A 5ª Câmara de Direito Público do Tribunal de Justiça de Santa Catarina decidiu que as ações de indenização decorrentes de tortura e perseguição política ocorridas durante a ditadura militar são imprescritíveis. Com base nesse entendimento, o colegiado condenou o Estado de Santa Catarina ao pagamento de indenização por danos morais a um anistiado político de 97 anos.

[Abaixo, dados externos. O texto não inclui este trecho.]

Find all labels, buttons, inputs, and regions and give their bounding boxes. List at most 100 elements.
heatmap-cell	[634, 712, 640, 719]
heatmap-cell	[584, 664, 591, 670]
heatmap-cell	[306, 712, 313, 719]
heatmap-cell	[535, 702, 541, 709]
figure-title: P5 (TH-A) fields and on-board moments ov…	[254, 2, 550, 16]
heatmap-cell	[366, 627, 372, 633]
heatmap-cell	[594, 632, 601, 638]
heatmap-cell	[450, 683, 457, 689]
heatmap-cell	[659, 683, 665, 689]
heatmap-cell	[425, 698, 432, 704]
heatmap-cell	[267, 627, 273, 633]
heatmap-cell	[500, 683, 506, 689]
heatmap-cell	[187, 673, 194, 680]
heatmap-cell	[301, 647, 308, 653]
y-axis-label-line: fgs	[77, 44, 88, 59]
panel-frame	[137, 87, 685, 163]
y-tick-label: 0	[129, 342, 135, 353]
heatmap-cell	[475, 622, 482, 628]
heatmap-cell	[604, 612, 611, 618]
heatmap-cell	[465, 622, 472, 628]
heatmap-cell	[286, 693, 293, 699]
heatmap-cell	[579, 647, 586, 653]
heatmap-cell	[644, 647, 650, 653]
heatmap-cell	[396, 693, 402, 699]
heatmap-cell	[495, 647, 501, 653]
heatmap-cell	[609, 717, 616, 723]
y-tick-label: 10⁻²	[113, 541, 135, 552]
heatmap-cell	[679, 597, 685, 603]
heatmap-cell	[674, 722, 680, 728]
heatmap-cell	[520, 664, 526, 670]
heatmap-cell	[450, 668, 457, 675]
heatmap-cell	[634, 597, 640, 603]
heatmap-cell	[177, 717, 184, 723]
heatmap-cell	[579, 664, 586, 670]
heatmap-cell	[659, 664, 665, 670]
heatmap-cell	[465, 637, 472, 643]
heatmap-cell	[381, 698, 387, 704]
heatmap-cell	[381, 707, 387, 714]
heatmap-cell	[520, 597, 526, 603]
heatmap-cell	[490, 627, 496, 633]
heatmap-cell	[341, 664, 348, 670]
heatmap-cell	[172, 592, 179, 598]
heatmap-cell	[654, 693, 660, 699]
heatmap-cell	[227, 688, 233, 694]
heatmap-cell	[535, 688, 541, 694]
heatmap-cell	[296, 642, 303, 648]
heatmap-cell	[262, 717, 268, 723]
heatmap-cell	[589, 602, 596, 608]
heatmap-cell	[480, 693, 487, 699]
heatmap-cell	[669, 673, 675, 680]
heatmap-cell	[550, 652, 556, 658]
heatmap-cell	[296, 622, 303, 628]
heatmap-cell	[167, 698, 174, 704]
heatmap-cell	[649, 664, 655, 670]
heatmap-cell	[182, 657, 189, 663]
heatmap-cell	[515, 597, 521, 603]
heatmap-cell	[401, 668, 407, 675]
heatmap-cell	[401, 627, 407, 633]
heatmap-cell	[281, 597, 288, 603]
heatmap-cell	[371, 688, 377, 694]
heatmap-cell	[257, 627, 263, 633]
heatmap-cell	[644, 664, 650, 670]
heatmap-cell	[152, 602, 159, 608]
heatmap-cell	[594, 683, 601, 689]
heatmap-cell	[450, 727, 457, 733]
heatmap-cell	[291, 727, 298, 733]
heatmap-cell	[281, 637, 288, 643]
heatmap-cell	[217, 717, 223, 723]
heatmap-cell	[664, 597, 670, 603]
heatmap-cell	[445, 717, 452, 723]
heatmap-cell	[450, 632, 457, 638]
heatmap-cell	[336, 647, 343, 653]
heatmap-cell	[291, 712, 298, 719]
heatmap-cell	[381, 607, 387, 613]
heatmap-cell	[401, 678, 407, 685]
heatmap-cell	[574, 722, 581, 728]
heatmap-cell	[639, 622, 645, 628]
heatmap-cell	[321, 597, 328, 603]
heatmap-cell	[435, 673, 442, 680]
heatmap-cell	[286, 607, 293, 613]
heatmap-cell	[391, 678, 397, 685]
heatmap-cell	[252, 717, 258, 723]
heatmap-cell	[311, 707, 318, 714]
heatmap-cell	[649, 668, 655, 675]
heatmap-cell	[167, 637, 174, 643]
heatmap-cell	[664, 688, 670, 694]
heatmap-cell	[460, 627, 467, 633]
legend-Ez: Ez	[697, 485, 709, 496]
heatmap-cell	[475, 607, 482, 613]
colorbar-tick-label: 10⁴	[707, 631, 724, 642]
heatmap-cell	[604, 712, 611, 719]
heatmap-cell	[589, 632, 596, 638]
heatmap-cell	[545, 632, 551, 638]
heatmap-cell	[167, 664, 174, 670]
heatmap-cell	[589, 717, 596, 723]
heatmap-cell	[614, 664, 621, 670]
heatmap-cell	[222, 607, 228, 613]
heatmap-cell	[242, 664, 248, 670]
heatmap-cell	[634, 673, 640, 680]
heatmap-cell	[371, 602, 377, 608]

Segundo os autos, o autor foi preso arbitrariamente na década de 1960, mantido incomunicável e submetido a torturas físicas e psicológicas em instalações estaduais e federais. Em razão da perseguição, perdeu o emprego, teve a residência invadida, sofreu ameaças contra familiares e enfrentou sérias dificuldades para reconstruir a vida pessoal e profissional.
À época, ele trabalhava no Serviço de Alimentação da Previdência Social (SAPS), em Criciúma, no sul do Estado. A atuação sindical em defesa de melhores condições de trabalho, com filiação ao Sindicato dos Mineiros, levou à repressão política. O período de perseguição se estendeu por quatro anos e sete meses, incluindo seis meses de reclusão.

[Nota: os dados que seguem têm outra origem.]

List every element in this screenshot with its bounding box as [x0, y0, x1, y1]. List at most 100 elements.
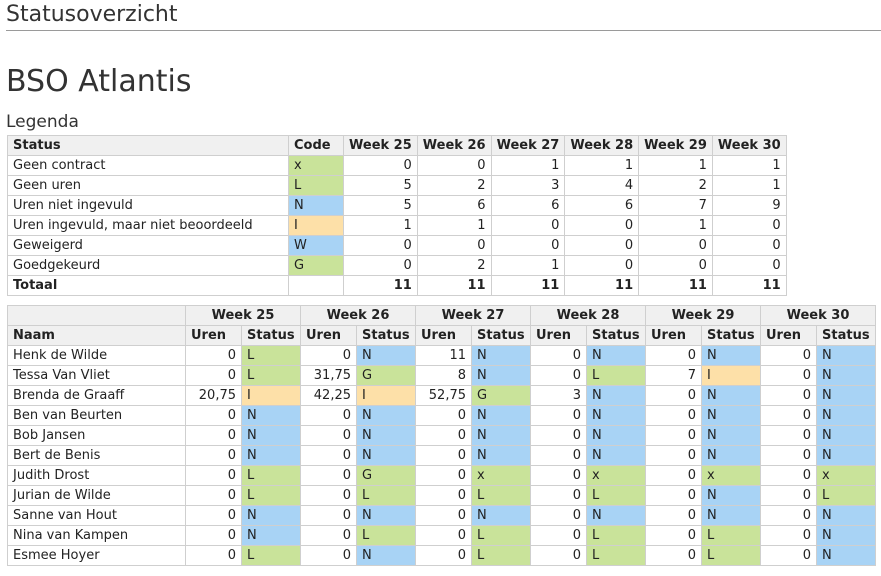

O Estado de Santa Catarina sustentou a prescrição da ação, alegou que os fatos decorreram de atos praticados por agentes federais e afirmou inexistir prova de dano moral indenizável. Em primeira instância, o processo foi extinto sob o fundamento de coisa julgada, em razão de ação semelhante ajuizada anteriormente contra a União.
Em grau de apelação, a defesa argumentou que não há coisa julgada, pois as ações envolvem partes distintas e responsabilidades autônomas. Destacou, ainda, que a indenização administrativa prevista em lei estadual não impede a busca de reparação judicial, requerendo a fixação do valor entre R$ 50 mil e R$ 100 mil.
Ao analisar o recurso, a desembargadora relatora afastou a extinção do processo e reconheceu a possibilidade de cumulação de indenizações pagas por entes federativos diversos. Quanto à prescrição, ressaltou que a jurisprudência nacional considera imprescritíveis as ações indenizatórias decorrentes de graves violações de direitos humanos cometidas durante o regime militar, equiparadas a crimes contra a humanidade.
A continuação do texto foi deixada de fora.